In Montana complaints of livestock depredation by grizzly bears are up in 2018, while complaints about livestock depredation by wolves are down, according to the state's director of Wildlife Services.
By a broad margin, coyotes remain the top killer of livestock in Montana in 2018.
John Steuber, the director of Wildlife Services in Montana reviewed fiscal year 2018 depredation numbers Friday night at the Billings Hotel and Convention Center during the 135th Annual Montana Wool Growers Convention.
Grizzlies have accounted for 138 complaints of livestock depredation or injury and wolves for a total of 92 complaints. In 2017, there were 98 complaints of depredation by grizzlies and just over 100 by wolves.
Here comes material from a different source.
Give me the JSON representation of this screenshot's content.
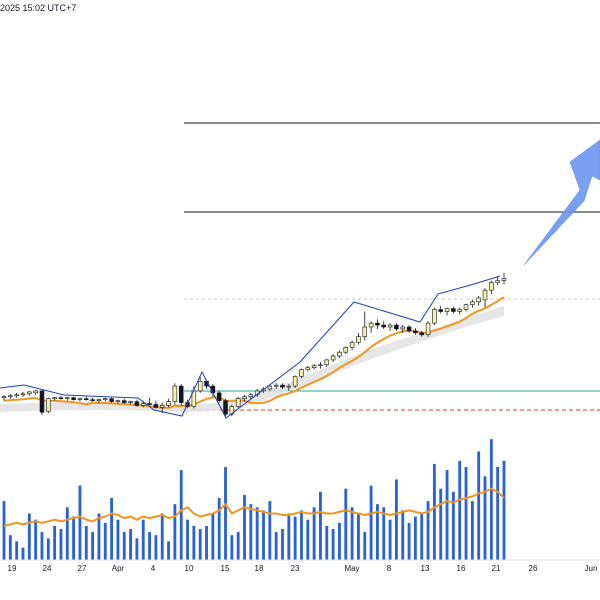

Coyotes so far this fiscal year have killed three cattle, 296 calves, four goats, 92 adult sheep and 1,482 lambs, Steuber said.
Damage from coyote depredation has cost producers $552,084 in the fiscal year, Steuber said.
A number of suspected grizzly kills remain unconfirmed, but the largest leap in depredation appears to be among calves. The previous fiscal year grizzlies were confirmed to have killed 41 calves. In 2018 Steuber said 66 calves are confirmed to have been killed by grizzlies.
Mountain lions have accounted for the deaths of 187 livestock in the fiscal year 2018, according to Steuber's numbers.
In addition to wildlife threats to livestock already within state boundaries, Steuber cautioned attendees to beware feral swine, which he said have been reported as close as 4 miles from the border between Montana and Canada.
"I know most people haven’t dealt with feral pigs but they make everything else look mild. They can do damage you can’t even imagine. Readily predate on lambs, and goat kids. They’ll damage pastures and crops, commercial timber, parks, cemeteries, golf courses," Steuber said. "Anything and everything you can imagine."
He urged people, especially those in Montana's northeast corner to contact Wildlife Services if feral pigs are spotted.